My electric guitar? I’ve had it for 15-20 years. This is the guitar I learned to play with, but the last 2 times we’ve gone to PNG it’s just been sat in storage. I’ve not played it this year home (thanks babies)… time to say goodbye.9ïppppppà⁰qq
My mountain bike? …maybe next time. I need time to get over getting rid of the guitar – that can go into storage again.

Last week I was on a recycling and selling frenzy. The guitar went 3 hours after posting it on marketplace… what else can go? (Eyes a baby speculatively)

Again I’m struck by how much time is involved in getting and then disposing of things. Part of our lifestyle is this regular shedding of our extra things (and an aversion to getting them in the first place), and yet it still feels like we’re losing the battle against accumulating more and more and more.
Part of that is Ok though. We’ll be returning to the UK and do we really want to be on the hunt for another set of saucepans AGAIN?
I guess we’re in this weird compromised place of trying to have as little as we comfortably can, while at the same time maintaining a stash of household items in the UK, Netherlands and Papua New Guinea.
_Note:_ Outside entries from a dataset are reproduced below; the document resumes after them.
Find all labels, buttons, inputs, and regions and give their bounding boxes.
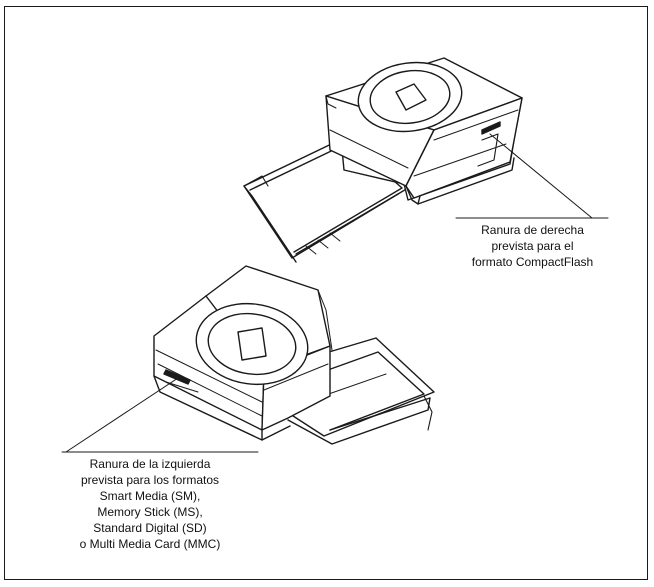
compactflash-slot — [481, 121, 501, 135]
callout-left-slot: Ranura de la izquierda prevista para los… — [40, 456, 260, 552]
printer-bottom — [61, 265, 435, 453]
leader-line-right — [489, 133, 593, 219]
callout-right-slot: Ranura de derecha prevista para el forma… — [440, 222, 625, 270]
printer-body-bottom — [153, 265, 333, 441]
callout-line: Ranura de la izquierda — [89, 457, 211, 471]
callout-line: formato CompactFlash — [471, 255, 594, 269]
callout-line: prevista para los formatos — [80, 473, 220, 487]
callout-line: Smart Media (SM), — [99, 489, 201, 503]
callout-line: o Multi Media Card (MMC) — [79, 537, 221, 551]
dial-window-top — [395, 83, 427, 111]
callout-line: Standard Digital (SD) — [93, 521, 207, 535]
callout-line: Memory Stick (MS), — [97, 505, 203, 519]
callout-line: prevista para el — [491, 239, 574, 253]
smart-media-slot — [163, 369, 191, 385]
callout-line: Ranura de derecha — [481, 223, 584, 237]
printer-body-top — [325, 57, 523, 205]
printer-top — [243, 57, 609, 263]
dial-window-bottom — [237, 327, 267, 361]
leader-line-left — [65, 377, 179, 453]
figure-frame — [4, 6, 648, 580]
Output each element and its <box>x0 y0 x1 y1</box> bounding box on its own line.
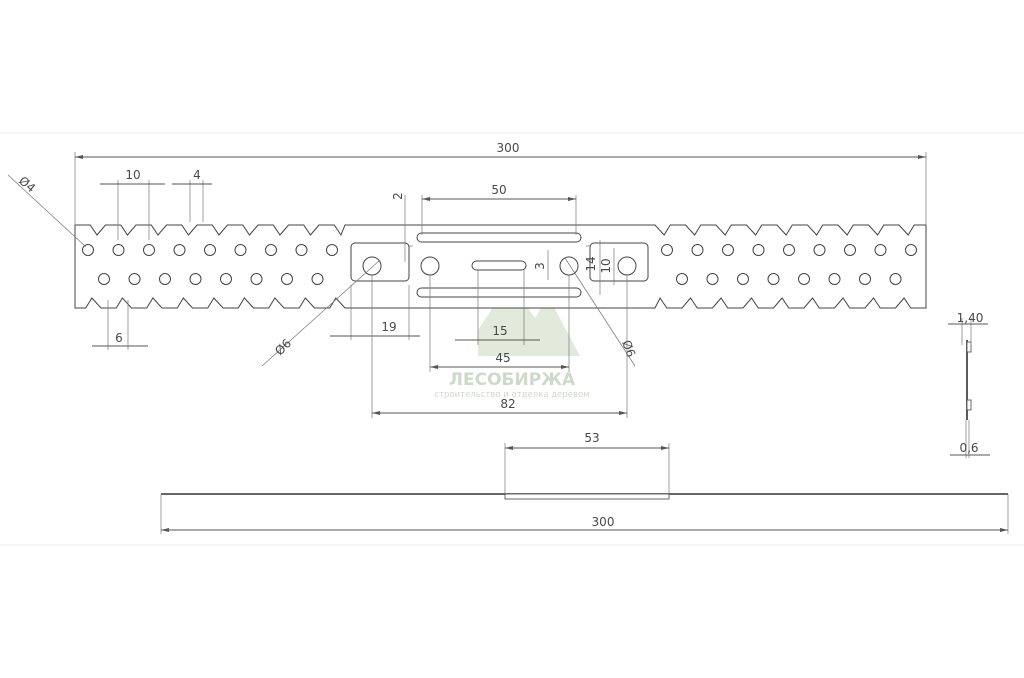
perforation-hole <box>112 244 125 256</box>
perforation-hole <box>859 273 871 285</box>
dim-tooth-pitch: 6 <box>115 331 123 345</box>
large-hole-right <box>617 256 637 276</box>
perforation-hole <box>204 244 216 256</box>
center-slot-inner <box>471 260 527 271</box>
watermark-title: ЛЕСОБИРЖА <box>449 370 576 390</box>
dim-end-slot-length: 19 <box>381 320 396 334</box>
dim-center-slot-length: 50 <box>491 183 506 197</box>
dim-hole-pitch: 10 <box>125 168 140 182</box>
large-hole-inner-right <box>559 256 579 276</box>
perforation-hole <box>691 244 704 256</box>
dim-bottom-total-length: 300 <box>592 515 615 529</box>
dim-inner-slot-length: 15 <box>492 324 507 338</box>
perforation-hole <box>173 244 186 256</box>
large-hole-inner-left <box>420 256 440 276</box>
perforation-hole <box>767 273 780 285</box>
perforation-hole <box>722 244 734 256</box>
perforation-hole <box>311 273 324 285</box>
dim-large-hole-diameter-left: Ø6 <box>272 336 294 358</box>
perforation-hole <box>189 273 202 285</box>
dim-slot-offset: 2 <box>391 192 405 200</box>
perforation-hole <box>234 244 247 256</box>
perforation-hole <box>783 244 795 256</box>
perforation-hole <box>220 273 232 285</box>
dim-small-slot-width: 3 <box>533 262 547 270</box>
perforation-hole <box>828 273 841 285</box>
dim-tooth-width: 4 <box>193 168 201 182</box>
perforation-hole <box>265 244 277 256</box>
large-hole-left <box>362 256 382 276</box>
perforation-hole <box>844 244 856 256</box>
perforation-hole <box>281 273 293 285</box>
dim-slot-span: 82 <box>500 397 515 411</box>
center-slot-upper <box>416 232 582 243</box>
dim-side-thickness-outer: 1,40 <box>957 311 984 325</box>
dim-large-hole-diameter-right: Ø6 <box>619 338 638 359</box>
dim-top-total-length: 300 <box>497 141 520 155</box>
perforation-holes <box>82 244 917 285</box>
dim-slot-height-outer: 14 <box>584 256 598 271</box>
perforation-hole <box>737 273 749 285</box>
perforation-hole <box>98 273 110 285</box>
perforation-hole <box>661 244 673 256</box>
perforation-hole <box>889 273 902 285</box>
perforation-hole <box>128 273 141 285</box>
watermark-subtitle: строительство и отделка деревом <box>434 390 589 400</box>
perforation-hole <box>874 244 887 256</box>
perforation-hole <box>706 273 719 285</box>
dim-slot-height-inner: 10 <box>599 258 613 273</box>
perforation-hole <box>905 244 917 256</box>
perforation-hole <box>143 244 155 256</box>
side-view: 1,40 0,6 <box>948 311 990 458</box>
dim-bottom-plate-width: 53 <box>584 431 599 445</box>
perforation-hole <box>159 273 171 285</box>
bottom-view: 53 300 <box>160 431 1009 534</box>
dim-side-thickness-inner: 0,6 <box>959 441 978 455</box>
center-slot-lower <box>416 287 582 298</box>
perforation-hole <box>798 273 810 285</box>
perforation-hole <box>82 244 94 256</box>
perforation-hole <box>250 273 263 285</box>
perforation-hole <box>752 244 765 256</box>
plate-top-view <box>74 224 927 309</box>
dim-large-hole-span: 45 <box>495 351 510 365</box>
perforation-hole <box>676 273 688 285</box>
perforation-hole <box>295 244 308 256</box>
perforation-hole <box>326 244 338 256</box>
dim-small-hole-diameter: Ø4 <box>16 174 38 196</box>
perforation-hole <box>813 244 826 256</box>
It’s been interesting to me to see how it affects my hobbies. Guitar and mountain biking were huge hobbies for me, but over the years both have been gradually stripped away. A mountain bike needs a place to store it and a whole collection of tools to keep it maintained. I’m getting tired of all my tools, lubricants, and spare parts taking up half of one of our 3 UK storage boxes though. The bike survived this purge (Actually this bike is my old bike; my pride and joy bike was given away years ago), but the spare parts didn’t.
I’ve got an acoustic guitar in Kovol (which needs some gluing – note to self, pack wood glue), but everything else is now gone.
In its place, computer games and tinkering with programming languages have become more and more important. Arguably not as healthy as mountain biking; but digital purchases don’t weigh anything and since I have a laptop for recording language data; why not also depend on it for entertainment and the satisfaction of creating things?
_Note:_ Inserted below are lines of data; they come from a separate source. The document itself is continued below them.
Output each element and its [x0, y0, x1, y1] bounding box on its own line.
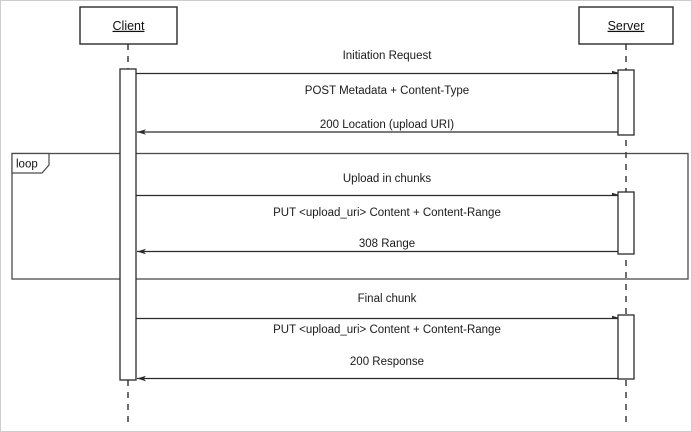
message-label-308-range: 308 Range [359, 238, 415, 250]
message-label-200-response: 200 Response [350, 356, 424, 368]
participant-label-client: Client [113, 19, 145, 33]
message-label-put-final-chunk: PUT <upload_uri> Content + Content-Range [273, 324, 501, 336]
participant-label-server: Server [608, 19, 645, 33]
loop-fragment-tab [11, 152, 50, 174]
message-group-label-upload-chunks: Upload in chunks [343, 173, 431, 185]
message-label-post-metadata: POST Metadata + Content-Type [305, 85, 469, 97]
activation-bar-server-chunk [617, 191, 635, 255]
message-label-put-chunk: PUT <upload_uri> Content + Content-Range [273, 207, 501, 219]
activation-bar-client [119, 68, 137, 381]
loop-fragment-frame [11, 152, 689, 280]
loop-fragment-label: loop [16, 159, 38, 171]
message-group-label-initiation: Initiation Request [343, 50, 433, 62]
participant-box-server[interactable] [578, 6, 674, 45]
message-group-label-final-chunk: Final chunk [358, 293, 417, 305]
participant-box-client[interactable] [79, 6, 178, 45]
message-label-200-location: 200 Location (upload URI) [320, 119, 454, 131]
activation-bar-server-final [617, 314, 635, 380]
activation-bar-server-initiation [617, 69, 635, 136]
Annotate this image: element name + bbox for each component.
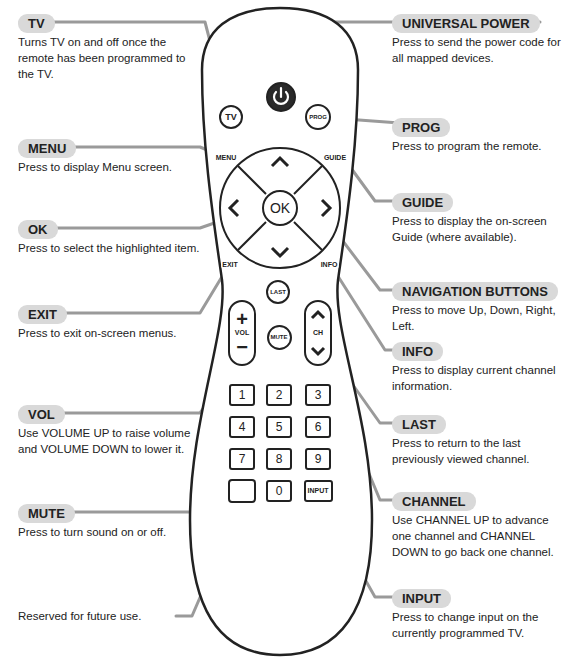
button-label: 4 <box>239 420 246 435</box>
key-button: 6 <box>305 416 331 438</box>
callout-text: Press to send the power code for all map… <box>392 34 562 66</box>
callout-heading: NAVIGATION BUTTONS <box>392 282 558 301</box>
button-label: 8 <box>276 452 283 467</box>
button-label: + <box>236 310 248 328</box>
callout-text: Reserved for future use. <box>18 608 141 624</box>
callout-text: Press to display the on-screen Guide (wh… <box>392 213 562 245</box>
callout-heading: CHANNEL <box>392 492 476 511</box>
rocker-button: CH <box>304 300 332 366</box>
callout-text: Use CHANNEL UP to advance one channel an… <box>392 512 562 560</box>
button-label: − <box>236 338 248 356</box>
callout-text: Press to program the remote. <box>392 138 562 154</box>
callout-text: Press to exit on-screen menus. <box>18 325 203 341</box>
button-label: PROG <box>309 113 327 122</box>
button-label: 7 <box>239 452 246 467</box>
round-button: TV <box>219 105 243 129</box>
callout-heading: VOL <box>18 405 65 424</box>
callout-heading: MUTE <box>18 504 75 523</box>
key-button: 8 <box>266 448 292 470</box>
channel-arrows <box>312 312 324 354</box>
button-label: 3 <box>315 388 322 403</box>
button-label: 9 <box>315 452 322 467</box>
button-label: TV <box>225 111 237 123</box>
callout-heading: TV <box>18 14 55 33</box>
button-caption: GUIDE <box>323 154 347 161</box>
callout-heading: INPUT <box>392 589 451 608</box>
button-label: 6 <box>315 420 322 435</box>
callout-text: Turns TV on and off once the remote has … <box>18 34 203 82</box>
callout-heading: EXIT <box>18 305 67 324</box>
navigation-pad <box>220 148 340 268</box>
button-caption: MENU <box>215 154 238 161</box>
callout-text: Press to select the highlighted item. <box>18 240 203 256</box>
round-button: LAST <box>266 280 290 304</box>
key-button: 2 <box>266 384 292 406</box>
callout-heading: OK <box>18 220 58 239</box>
button-label: 1 <box>239 388 246 403</box>
reserved-key <box>229 480 255 502</box>
key-button: 7 <box>229 448 255 470</box>
key-button: 3 <box>305 384 331 406</box>
callout-text: Press to return to the last previously v… <box>392 435 562 467</box>
key-button: 5 <box>266 416 292 438</box>
round-button: OK <box>262 190 298 226</box>
button-label: CH <box>313 328 323 338</box>
callout-heading: MENU <box>18 139 76 158</box>
key-button: 9 <box>305 448 331 470</box>
callout-text: Use VOLUME UP to raise volume and VOLUME… <box>18 425 203 457</box>
callout-heading: GUIDE <box>392 193 453 212</box>
button-label: 0 <box>276 484 283 499</box>
button-label: INPUT <box>308 486 329 496</box>
key-button: 4 <box>229 416 255 438</box>
button-caption: EXIT <box>221 261 239 268</box>
button-label: LAST <box>270 288 286 297</box>
button-label: 2 <box>276 388 283 403</box>
key-button: 1 <box>229 384 255 406</box>
callout-heading: LAST <box>392 415 446 434</box>
callout-heading: INFO <box>392 342 443 361</box>
round-button: MUTE <box>267 325 292 350</box>
round-button: PROG <box>305 104 331 130</box>
button-label: OK <box>270 200 290 217</box>
power-button <box>267 83 295 111</box>
callout-text: Press to move Up, Down, Right, Left. <box>392 302 562 334</box>
remote-body <box>190 8 372 655</box>
callout-heading: PROG <box>392 118 450 137</box>
callout-text: Press to display Menu screen. <box>18 159 203 175</box>
button-label: 5 <box>276 420 283 435</box>
button-label: VOL <box>235 328 249 338</box>
rocker-button: +VOL− <box>228 300 256 366</box>
callout-text: Press to change input on the currently p… <box>392 609 562 641</box>
button-label: MUTE <box>271 333 288 342</box>
callout-heading: UNIVERSAL POWER <box>392 14 540 33</box>
key-button: INPUT <box>304 480 333 502</box>
callout-text: Press to display current channel informa… <box>392 362 562 394</box>
key-button: 0 <box>266 480 292 502</box>
callout-text: Press to turn sound on or off. <box>18 524 203 540</box>
button-caption: INFO <box>320 261 339 268</box>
Reading is all through kindle ebooks – again weightless. It’s weird for me whenever I visit someone’s house and see their bookshelves bulging with books. They’re able to point out favorites and can lend them out to people… It’s a homey, comfortable thing, that conveys a sense of someone’s journey. I’m not quite sure what the feeling is I feel seeing someone’s physical book collection. After 11 years of trying to shed as many of my possessions as possible, buying all my books for kindle, it’s not jealousy I feel, I’m glad for them. I guess it’s incredulity – I can’t imagine ever having that.

I’ll return to the catchphrase I was taught during training: “It’s not wrong, it’s just different”. They meant it to apply to culture… and I guess that is what this is. Reflections on living life in a missionary culture.

This was wrong… my attempt to use up our red food colouring

1 Comment

Lois S. · 10/11/2021 at 11:48 pm

Thanks for sharing. Such a challenge to be “in the world yet not of the world.” And to live as “strangers and aliens” when everyone else seems to have settled in. Praying for you!